As terror organisations increasingly rely on encrypted communication and digital anonymity, SIGINT has become more central to security operations. Vehere’s tools allow faster data interpretation and threat correlation across large digital ecosystems.
CloudSEK: Monitoring the Internet’s Darkest Corners
Bengaluru-based CloudSEK operates in a domain that sits at the intersection of cybersecurity and national security. Its AI platform, XVigil, monitors the dark web, forums, and social media for early indicators of coordinated attacks or extremist mobilisation. For security agencies, this intelligence is invaluable, offering insights into attacker behaviour, intent, and planning cycles.
The company’s models observe threat chatter patterns, something increasingly important as radicalisation and operational planning move online.
How AI Is Transforming Counterterrorism Beyond Startups
Beyond individual companies, India’s AI push has created a broader ecosystem for predictive defence. Several machine learning systems today are trained on declassified datasets from attacks like 26/11 and the more recent Red Fort incident. These models recognise behavioural signatures such as unusual crowd movement, pre-attack communication spikes, or coordinated misinformation patterns.
When integrated with vast CCTV networks, maritime sensors, and urban IoT systems, AI can generate risk scores in real time, sometimes identifying threats in minutes rather than hours.
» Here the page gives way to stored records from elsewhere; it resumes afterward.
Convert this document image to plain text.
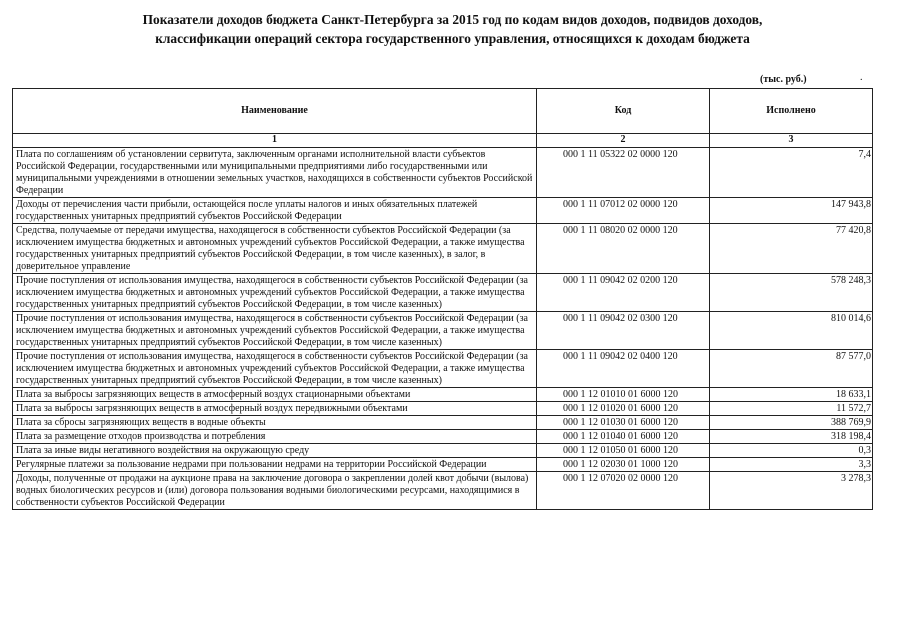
Показатели доходов бюджета Санкт-Петербурга за 2015 год по кодам видов доходов, подвидов доходов,
классификации операций сектора государственного управления, относящихся к доходам бюджета
(тыс. руб.)	.
Наименование	Код	Исполнено
1	2	3
Плата по соглашениям об установлении сервитута, заключенным органами исполнительной власти субъектов Российской Федерации, государственными или муниципальными предприятиями либо государственными или муниципальными учреждениями в отношении земельных участков, находящихся в собственности субъектов Российской Федерации	000 1 11 05322 02 0000 120	7,4
Доходы от перечисления части прибыли, остающейся после уплаты налогов и иных обязательных платежей государственных унитарных предприятий субъектов Российской Федерации	000 1 11 07012 02 0000 120	147 943,8
Средства, получаемые от передачи имущества, находящегося в собственности субъектов Российской Федерации (за исключением имущества бюджетных и автономных учреждений субъектов Российской Федерации, а также имущества государственных унитарных предприятий субъектов Российской Федерации, в том числе казенных), в залог, в доверительное управление	000 1 11 08020 02 0000 120	77 420,8
Прочие поступления от использования имущества, находящегося в собственности субъектов Российской Федерации (за исключением имущества бюджетных и автономных учреждений субъектов Российской Федерации, а также имущества государственных унитарных предприятий субъектов Российской Федерации, в том числе казенных)	000 1 11 09042 02 0200 120	578 248,3
Прочие поступления от использования имущества, находящегося в собственности субъектов Российской Федерации (за исключением имущества бюджетных и автономных учреждений субъектов Российской Федерации, а также имущества государственных унитарных предприятий субъектов Российской Федерации, в том числе казенных)	000 1 11 09042 02 0300 120	810 014,6
Прочие поступления от использования имущества, находящегося в собственности субъектов Российской Федерации (за исключением имущества бюджетных и автономных учреждений субъектов Российской Федерации, а также имущества государственных унитарных предприятий субъектов Российской Федерации, в том числе казенных)	000 1 11 09042 02 0400 120	87 577,0
Плата за выбросы загрязняющих веществ в атмосферный воздух стационарными объектами	000 1 12 01010 01 6000 120	18 633,1
Плата за выбросы загрязняющих веществ в атмосферный воздух передвижными объектами	000 1 12 01020 01 6000 120	11 572,7
Плата за сбросы загрязняющих веществ в водные объекты	000 1 12 01030 01 6000 120	388 769,9
Плата за размещение отходов производства и потребления	000 1 12 01040 01 6000 120	318 198,4
Плата за иные виды негативного воздействия на окружающую среду	000 1 12 01050 01 6000 120	0,3
Регулярные платежи за пользование недрами при пользовании недрами на территории Российской Федерации	000 1 12 02030 01 1000 120	3,3
Доходы, полученные от продажи на аукционе права на заключение договора о закреплении долей квот добычи (вылова) водных биологических ресурсов и (или) договора пользования водными биологическими ресурсами, находящимися в собственности субъектов Российской Федерации	000 1 12 07020 02 0000 120	3 278,3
A Future of Promise and Caution
AI is not infallible. Models can misread signals, overlook context, or behave unpredictably under adversarial manipulation. Human intelligence and on-ground decision-making remain irreplaceable components of counterterrorism.
What AI does offer, however, is scale. And scale is what modern counterterrorism demands.
On this anniversary, Mumbai stands not just as a reminder of what was lost but as a blueprint for what has transformed. India’s AI startups are no longer peripheral players, they are co-architects of a security future designed to ensure that a night like 26/11 never repeats.